I went to Rape Crisis in December, 2005. I’d had counselling before for my anorexia but I’d never told them I’d been raped.

It wasn’t an easy decision to go to them. Self-worth was a big issue. Most people who’ve been raped believe that somehow it’s their fault – that’s still something I struggle with.

The first day I went there I was a terrified shell of a person. My counsellor said a day would come when I wouldn’t want to go there anymore because I’d have better things to do with my time and it was true.

I went there once a week for two and a half years. Rape Crisis doesn’t put a limit on how long you can see them for – it’s as long as it takes. For a while I felt I wanted to move into the building where they’re based because it was the only place I felt safe.

Counselling was hard but it’s the best thing I’ve ever done. I hadn’t wanted to be alone with my thoughts but it’s not scary now. I was really scared counselling would unlock memories and I was frightened to remember. My counsellor said your brain won’t give you anything you can’t cope with – that was really reassuring. I’ve never had any new memories come back to me about the rape.

I finished in May 2008. I felt good, safe and excited. I was positively fizzing.

The enormous silver lining for me in all this is my life now. If it had never happened I wouldn’t have ended up at Rape Crisis and had the opportunity to put right all the other stuff that had been wrong and had led to me being unsafe in the first place.

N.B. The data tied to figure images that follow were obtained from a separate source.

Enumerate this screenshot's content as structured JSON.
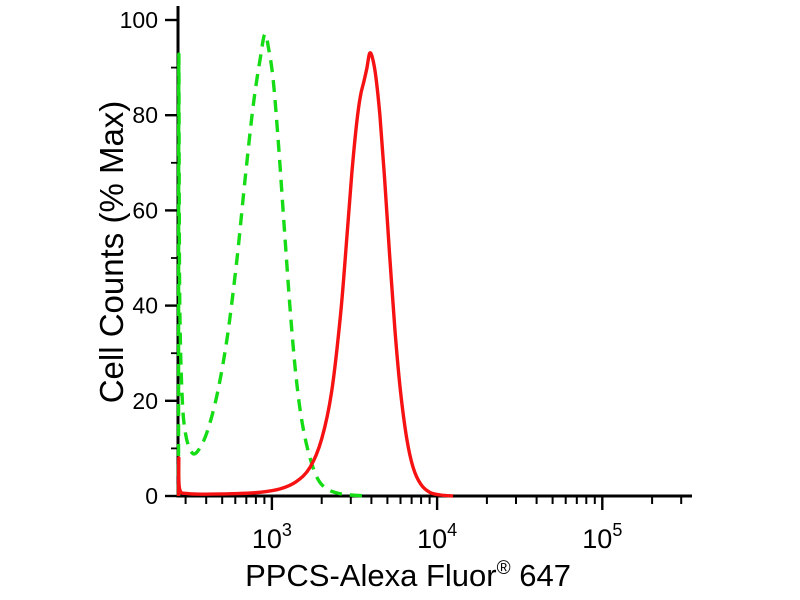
{
  "page": {
    "background": "#ffffff"
  },
  "chart_data": {
    "type": "line",
    "chart_kind": "flow-cytometry-overlay-histogram",
    "title": "",
    "xlabel": "PPCS-Alexa Fluor® 647",
    "xlabel_parts": {
      "prefix": "PPCS-Alexa Fluor",
      "registered_sup": "®",
      "suffix": " 647"
    },
    "ylabel": "Cell Counts (% Max)",
    "x_scale": "log",
    "x_range": [
      270,
      330000
    ],
    "y_range": [
      0,
      100
    ],
    "y_ticks": [
      0,
      20,
      40,
      60,
      80,
      100
    ],
    "y_minor_tick_step": 10,
    "x_ticks": [
      {
        "value": 1000,
        "label_base": "10",
        "label_exp": "3"
      },
      {
        "value": 10000,
        "label_base": "10",
        "label_exp": "4"
      },
      {
        "value": 100000,
        "label_base": "10",
        "label_exp": "5"
      }
    ],
    "x_minor_ticks_per_decade": [
      2,
      3,
      4,
      5,
      6,
      7,
      8,
      9
    ],
    "grid": false,
    "legend": null,
    "axis_color": "#000000",
    "background": "#ffffff",
    "series": [
      {
        "name": "green-dashed",
        "color": "#15dc15",
        "line_style": "dashed",
        "dash_pattern": "12 8",
        "stroke_width": 3.4,
        "points": [
          [
            272,
            0
          ],
          [
            273,
            92
          ],
          [
            276,
            44
          ],
          [
            285,
            22
          ],
          [
            300,
            13
          ],
          [
            330,
            9
          ],
          [
            365,
            10
          ],
          [
            410,
            14
          ],
          [
            470,
            22
          ],
          [
            540,
            34
          ],
          [
            615,
            50
          ],
          [
            690,
            67
          ],
          [
            770,
            82
          ],
          [
            850,
            92
          ],
          [
            905,
            97
          ],
          [
            955,
            94
          ],
          [
            1020,
            87
          ],
          [
            1100,
            73
          ],
          [
            1190,
            56
          ],
          [
            1290,
            39
          ],
          [
            1400,
            25
          ],
          [
            1530,
            15
          ],
          [
            1700,
            8
          ],
          [
            1900,
            3.5
          ],
          [
            2150,
            1.5
          ],
          [
            2500,
            0.6
          ],
          [
            3000,
            0.2
          ],
          [
            3800,
            0
          ]
        ]
      },
      {
        "name": "red-solid",
        "color": "#f61212",
        "line_style": "solid",
        "dash_pattern": null,
        "stroke_width": 3.4,
        "points": [
          [
            272,
            0
          ],
          [
            273,
            8
          ],
          [
            276,
            1.5
          ],
          [
            310,
            0.5
          ],
          [
            430,
            0.4
          ],
          [
            620,
            0.5
          ],
          [
            860,
            0.8
          ],
          [
            1120,
            1.5
          ],
          [
            1400,
            3
          ],
          [
            1700,
            6
          ],
          [
            2000,
            12
          ],
          [
            2300,
            22
          ],
          [
            2600,
            38
          ],
          [
            2850,
            55
          ],
          [
            3050,
            68
          ],
          [
            3250,
            78
          ],
          [
            3430,
            84
          ],
          [
            3600,
            87
          ],
          [
            3760,
            90
          ],
          [
            3900,
            93
          ],
          [
            4060,
            92
          ],
          [
            4260,
            88
          ],
          [
            4500,
            80
          ],
          [
            4800,
            67
          ],
          [
            5150,
            51
          ],
          [
            5550,
            35
          ],
          [
            6000,
            22
          ],
          [
            6550,
            12
          ],
          [
            7150,
            6
          ],
          [
            7950,
            2.5
          ],
          [
            9000,
            0.8
          ],
          [
            10500,
            0.2
          ],
          [
            12500,
            0
          ]
        ]
      }
    ]
  }
}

Also, it was while I was at Rape Crisis that I came up with the idea of setting up whomadeyourpants?. It’s a worker’s collective for women who are mostly refugees. The business supports women and it’s come directly from the feeling I got at counselling. I thought if I can share this great feeling with other women I will.

I’m staggered by the number of women I meet who, when I’m open about my experiences, share similar and significantly worse experiences in their own lives.

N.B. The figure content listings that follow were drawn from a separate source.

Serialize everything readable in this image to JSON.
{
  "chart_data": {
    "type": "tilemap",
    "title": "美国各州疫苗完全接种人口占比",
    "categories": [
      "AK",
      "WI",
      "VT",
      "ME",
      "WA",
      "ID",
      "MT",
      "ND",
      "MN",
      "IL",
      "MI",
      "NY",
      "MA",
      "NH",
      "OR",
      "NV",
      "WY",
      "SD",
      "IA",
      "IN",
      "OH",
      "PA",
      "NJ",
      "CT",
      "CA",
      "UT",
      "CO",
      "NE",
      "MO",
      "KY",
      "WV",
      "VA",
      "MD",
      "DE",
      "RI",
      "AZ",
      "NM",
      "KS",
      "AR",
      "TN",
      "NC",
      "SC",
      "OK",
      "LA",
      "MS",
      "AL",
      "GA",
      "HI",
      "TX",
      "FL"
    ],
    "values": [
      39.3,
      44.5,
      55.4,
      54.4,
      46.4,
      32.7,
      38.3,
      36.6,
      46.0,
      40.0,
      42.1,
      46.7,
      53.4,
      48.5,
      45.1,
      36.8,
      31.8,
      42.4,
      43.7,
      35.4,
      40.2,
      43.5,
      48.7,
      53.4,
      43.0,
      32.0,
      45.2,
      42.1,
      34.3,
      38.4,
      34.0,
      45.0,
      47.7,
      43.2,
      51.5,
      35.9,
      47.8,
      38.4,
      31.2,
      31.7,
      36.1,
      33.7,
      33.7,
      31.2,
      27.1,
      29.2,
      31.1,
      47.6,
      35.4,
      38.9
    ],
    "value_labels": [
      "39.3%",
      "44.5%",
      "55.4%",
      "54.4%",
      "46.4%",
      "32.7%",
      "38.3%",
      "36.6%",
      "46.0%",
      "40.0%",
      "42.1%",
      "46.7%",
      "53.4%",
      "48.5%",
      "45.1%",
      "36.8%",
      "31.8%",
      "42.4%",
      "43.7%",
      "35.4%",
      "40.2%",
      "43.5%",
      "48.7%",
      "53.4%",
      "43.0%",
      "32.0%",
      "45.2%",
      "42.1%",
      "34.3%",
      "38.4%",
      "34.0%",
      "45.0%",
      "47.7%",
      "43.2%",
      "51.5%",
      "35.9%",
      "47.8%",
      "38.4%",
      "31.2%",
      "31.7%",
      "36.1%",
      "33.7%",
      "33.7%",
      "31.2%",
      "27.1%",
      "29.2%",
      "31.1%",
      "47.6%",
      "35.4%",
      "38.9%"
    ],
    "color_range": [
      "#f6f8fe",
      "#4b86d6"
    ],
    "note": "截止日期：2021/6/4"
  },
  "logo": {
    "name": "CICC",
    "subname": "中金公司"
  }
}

It’s important for people to say ‘this happened to me and I’m not ashamed of it. It was really rubbish but I’m not going to keep it secret because it was someone else’s fault and I’m not going to make myself feel bad for someone else’s badness’.

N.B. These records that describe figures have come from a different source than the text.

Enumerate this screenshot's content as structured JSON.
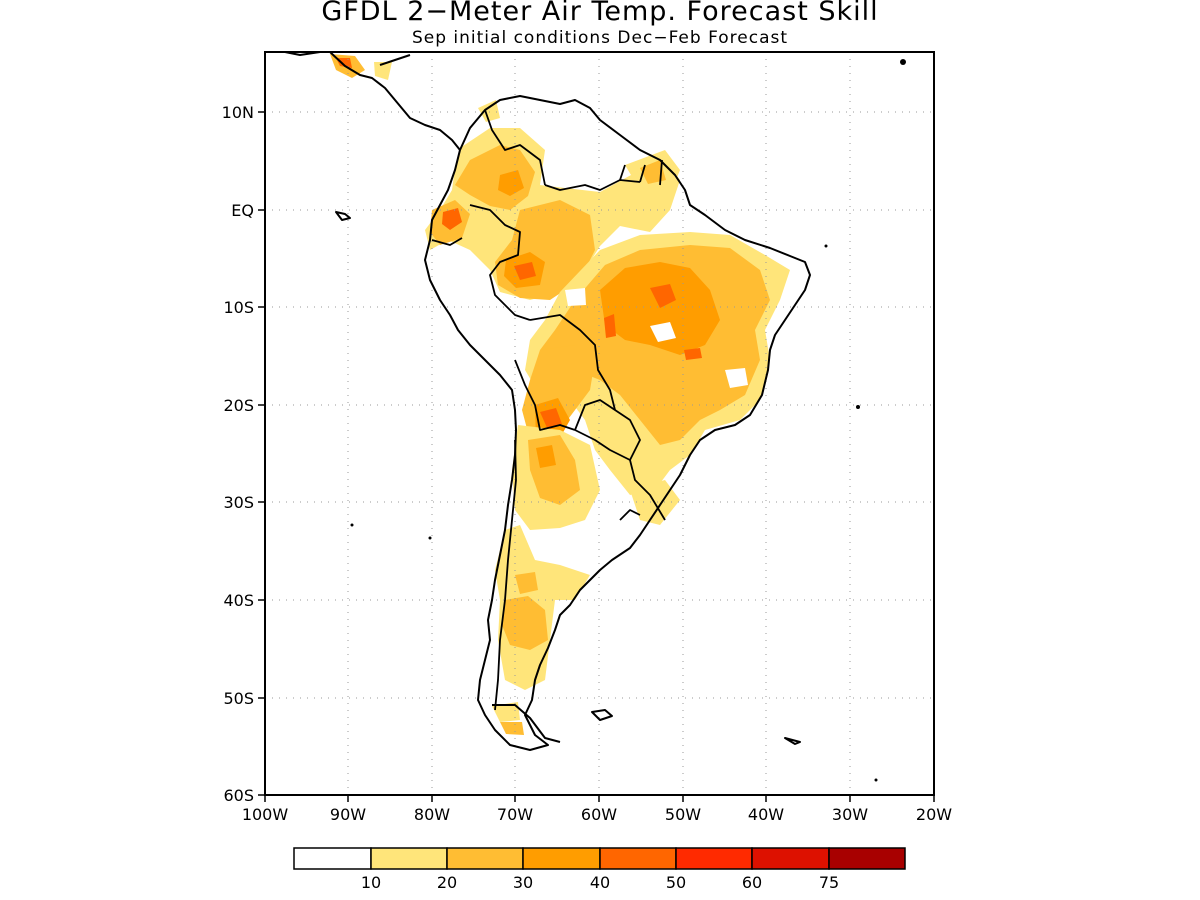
{
  "title": "GFDL 2−Meter Air Temp. Forecast Skill",
  "subtitle": "Sep initial conditions   Dec−Feb Forecast",
  "axes": {
    "x_ticks": [
      "100W",
      "90W",
      "80W",
      "70W",
      "60W",
      "50W",
      "40W",
      "30W",
      "20W"
    ],
    "y_ticks": [
      "10N",
      "EQ",
      "10S",
      "20S",
      "30S",
      "40S",
      "50S",
      "60S"
    ],
    "lon_range": [
      -100,
      -20
    ],
    "lat_range": [
      -60,
      16
    ]
  },
  "colorbar": {
    "labels": [
      "10",
      "20",
      "30",
      "40",
      "50",
      "60",
      "75"
    ],
    "colors": [
      "#ffffff",
      "#ffe57a",
      "#ffbd33",
      "#ff9d00",
      "#ff6600",
      "#ff2a00",
      "#dd1100",
      "#a80000"
    ]
  },
  "colors": {
    "skill_10_20": "#ffe57a",
    "skill_20_30": "#ffbd33",
    "skill_30_40": "#ff9d00",
    "skill_40_50": "#ff6600",
    "skill_50_60": "#ff2a00",
    "coast": "#000000",
    "grid": "#999999"
  }
}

If you’ve been raped, your choice has been taken away from you. I’m choosing to use this as a positive force in my life because it’s never going to not be here.

I want people to know Rape Crisis are brilliant people and they’re there to help. I didn’t know how bad my life was before I went to counselling. I didn’t know how sad and scared I was. When it’s unlocked it’s amazing. Life is really good. It’s exciting and there are so many fun things to do!”